Shock--nothing at all after washing membrane in northern blotting - (Apr/29/2007 )
Followed the procedure of mRNA detection, every stage was right and showed a good result before the wash stage. Before this stage, we also detected whether RNA was transferred to the membrane and hybridization was right, they both showed OK. The washing details show as below:
1. Remove the membrane from the hybridisation bottle using tweezers and float into the first solution in a small container.
2. Wash membrane 2x for 5 min at RT in 2x SSC (0.1 % SDS).

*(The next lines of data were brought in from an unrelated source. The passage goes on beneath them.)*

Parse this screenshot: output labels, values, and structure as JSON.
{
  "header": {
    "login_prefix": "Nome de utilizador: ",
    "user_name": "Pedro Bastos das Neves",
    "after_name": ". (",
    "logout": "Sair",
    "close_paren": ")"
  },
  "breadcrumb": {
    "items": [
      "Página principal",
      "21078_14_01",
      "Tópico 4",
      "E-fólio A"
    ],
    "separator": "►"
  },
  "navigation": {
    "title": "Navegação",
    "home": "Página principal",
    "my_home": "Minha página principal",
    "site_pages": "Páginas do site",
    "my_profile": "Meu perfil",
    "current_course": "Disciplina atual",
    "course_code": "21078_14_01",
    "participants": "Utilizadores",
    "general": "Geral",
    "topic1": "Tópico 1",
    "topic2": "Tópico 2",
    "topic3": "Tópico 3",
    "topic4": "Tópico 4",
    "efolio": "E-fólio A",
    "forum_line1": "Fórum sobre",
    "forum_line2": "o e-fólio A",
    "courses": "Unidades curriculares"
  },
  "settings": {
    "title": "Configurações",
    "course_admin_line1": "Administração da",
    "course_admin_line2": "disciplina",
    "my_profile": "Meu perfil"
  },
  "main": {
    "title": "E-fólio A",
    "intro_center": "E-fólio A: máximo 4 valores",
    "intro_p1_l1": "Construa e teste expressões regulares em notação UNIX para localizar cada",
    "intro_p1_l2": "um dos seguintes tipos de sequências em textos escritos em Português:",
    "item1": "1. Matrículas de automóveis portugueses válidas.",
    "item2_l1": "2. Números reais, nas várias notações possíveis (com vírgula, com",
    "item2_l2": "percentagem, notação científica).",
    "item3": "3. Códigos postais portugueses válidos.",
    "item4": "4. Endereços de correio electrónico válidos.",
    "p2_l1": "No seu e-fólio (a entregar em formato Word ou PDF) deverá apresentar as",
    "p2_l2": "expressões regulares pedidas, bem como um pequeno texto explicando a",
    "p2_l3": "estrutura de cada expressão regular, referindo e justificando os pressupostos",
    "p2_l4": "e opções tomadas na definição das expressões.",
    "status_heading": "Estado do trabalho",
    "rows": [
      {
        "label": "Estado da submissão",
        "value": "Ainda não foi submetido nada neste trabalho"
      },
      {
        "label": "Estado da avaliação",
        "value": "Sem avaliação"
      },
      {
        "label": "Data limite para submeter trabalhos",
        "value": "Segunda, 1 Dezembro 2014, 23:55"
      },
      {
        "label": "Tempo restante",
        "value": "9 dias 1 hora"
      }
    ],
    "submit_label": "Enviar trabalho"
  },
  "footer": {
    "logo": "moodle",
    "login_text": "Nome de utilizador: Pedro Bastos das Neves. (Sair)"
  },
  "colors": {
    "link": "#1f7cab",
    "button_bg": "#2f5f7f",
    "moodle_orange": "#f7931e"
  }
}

3. Wash membrane 15 min at 65C in 0.5x SSC (0.1 % SDS). Do this by adding to the hyb bottle before placing in the hyb oven.
4. Then wash for 10 min at 65C in 0.2x SSC (0.1 % SDS)
Detection of RNA species
1. Equilibrate membrane in buffer 1 for 2 min.

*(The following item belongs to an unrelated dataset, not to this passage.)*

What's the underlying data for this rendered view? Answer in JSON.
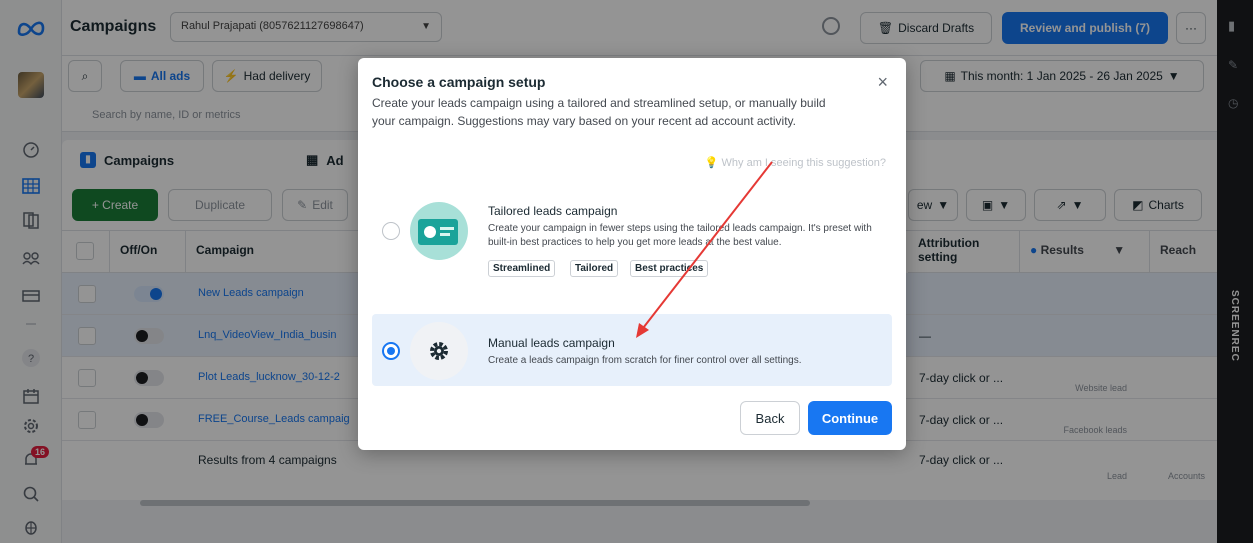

2. Rinse the hybridisation bottle thoroughly to remove SSC-SDS.
3. Add 10 mL of buffer 2 to the hybridisation bottle, put membrane back in and remove all air bubbles. Make sure you ask the demonstrator if having issues.

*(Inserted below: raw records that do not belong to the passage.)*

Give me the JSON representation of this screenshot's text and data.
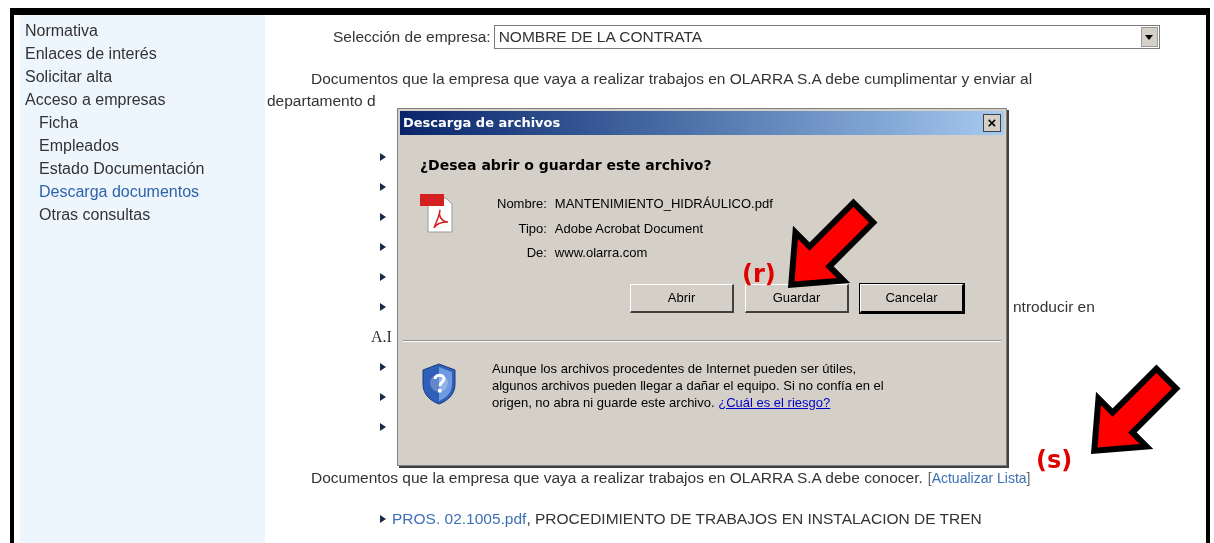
{
  "sidebar": {
    "items": [
      {
        "label": "Normativa",
        "selected": false
      },
      {
        "label": "Enlaces de interés",
        "selected": false
      },
      {
        "label": "Solicitar alta",
        "selected": false
      },
      {
        "label": "Acceso a empresas",
        "selected": false,
        "children": [
          {
            "label": "Ficha",
            "selected": false
          },
          {
            "label": "Empleados",
            "selected": false
          },
          {
            "label": "Estado Documentación",
            "selected": false
          },
          {
            "label": "Descarga documentos",
            "selected": true
          },
          {
            "label": "Otras consultas",
            "selected": false
          }
        ]
      }
    ]
  },
  "company_select": {
    "label": "Selección de empresa:",
    "value": "NOMBRE DE LA CONTRATA"
  },
  "intro_lines": [
    "Documentos que la empresa que vaya a realizar trabajos en OLARRA S.A debe cumplimentar y enviar al",
    "departamento d"
  ],
  "form_rows": [
    {
      "bullet": true
    },
    {
      "bullet": true
    },
    {
      "bullet": true
    },
    {
      "bullet": true
    },
    {
      "bullet": true
    },
    {
      "bullet": true,
      "trailing_text": "ntroducir en"
    },
    {
      "bullet": false,
      "text": "A.I"
    },
    {
      "bullet": true
    },
    {
      "bullet": true
    },
    {
      "bullet": true
    }
  ],
  "known_docs": {
    "text": "Documentos que la empresa que vaya a realizar trabajos en OLARRA S.A debe conocer.",
    "link_open": "[",
    "link": "Actualizar Lista",
    "link_close": "]"
  },
  "doc_list": [
    {
      "file": "PROS. 02.1005.pdf",
      "description": ", PROCEDIMIENTO DE TRABAJOS EN INSTALACION DE TREN"
    }
  ],
  "dialog": {
    "title": "Descarga de archivos",
    "close": "×",
    "question": "¿Desea abrir o guardar este archivo?",
    "fields": [
      {
        "label": "Nombre:",
        "value": "MANTENIMIENTO_HIDRÁULICO.pdf"
      },
      {
        "label": "Tipo:",
        "value": "Adobe Acrobat Document"
      },
      {
        "label": "De:",
        "value": "www.olarra.com"
      }
    ],
    "buttons": [
      {
        "label": "Abrir",
        "default": false
      },
      {
        "label": "Guardar",
        "default": false
      },
      {
        "label": "Cancelar",
        "default": true
      }
    ],
    "warning": "Aunque los archivos procedentes de Internet pueden ser útiles, algunos archivos pueden llegar a dañar el equipo. Si no confía en el origen, no abra ni guarde este archivo.",
    "warning_link": "¿Cuál es el riesgo?"
  },
  "annotations": [
    {
      "label": "(r)"
    },
    {
      "label": "(s)"
    }
  ]
}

4. Incubate for 30 min (or longer) at RT
5. Add 1 L of anti-DIG antibody per 10 mL of buffer 2 (prior to use spin antibody for 5 min at 4C)
6. Incubate for 30 min (NOT longer) at RT
7. Pour off solution and wash 2x 15 min in buffer 1 in the hyb bottle.
8. Remove membrane, place in a dish containing buffer 3 and incubate for at least 2 min.
9. Dilute CSPD (chemiluminescent substrate) 1:100 in buffer 3 (1000 L required for 10 x 10 cm membrane - 10L CSPD in 990L buffer 3 in an Eppendorf tube).
10. Place the membrane, RNA side up, onto open plastic bag (DO NOT LET MEMBRANE DRY!)
11. Pipette CSPD onto membrane immediately, scattering drops over the surface
12. Cover with top piece of plastic, avoiding any air bubbles
13. Incubate for 5 min at RT.
14. Remove residual CSPD(by squeezing and blotting with a piece of tissue as demonstrated), seal plastic bag and incubate membrane at 37C for 15 min
15. Place membrane into a cassette and expose to X-ray film overnight at RT.
But we donot detect why the result just showed a blank paper. Could anyone propose some reasons about that, please?
Thank you very much!
1. RNAse in one of your wash buffers.
2. Too high a stringency in your wash. Try leaving out the 0.2x SSC wash, or lowering the wash temperature.
You can debug this by using serial dilutions of your sample spotted on membranes, rather than a blotted gel. This will save you a lot of time and grief.
Your suggestion and analysis is meaningful, I will try it later. Because this experiment has been done last year, the result showed pretty good.
Maybe subtle conditions were changed also.
Anyway, thanks for your suggestions.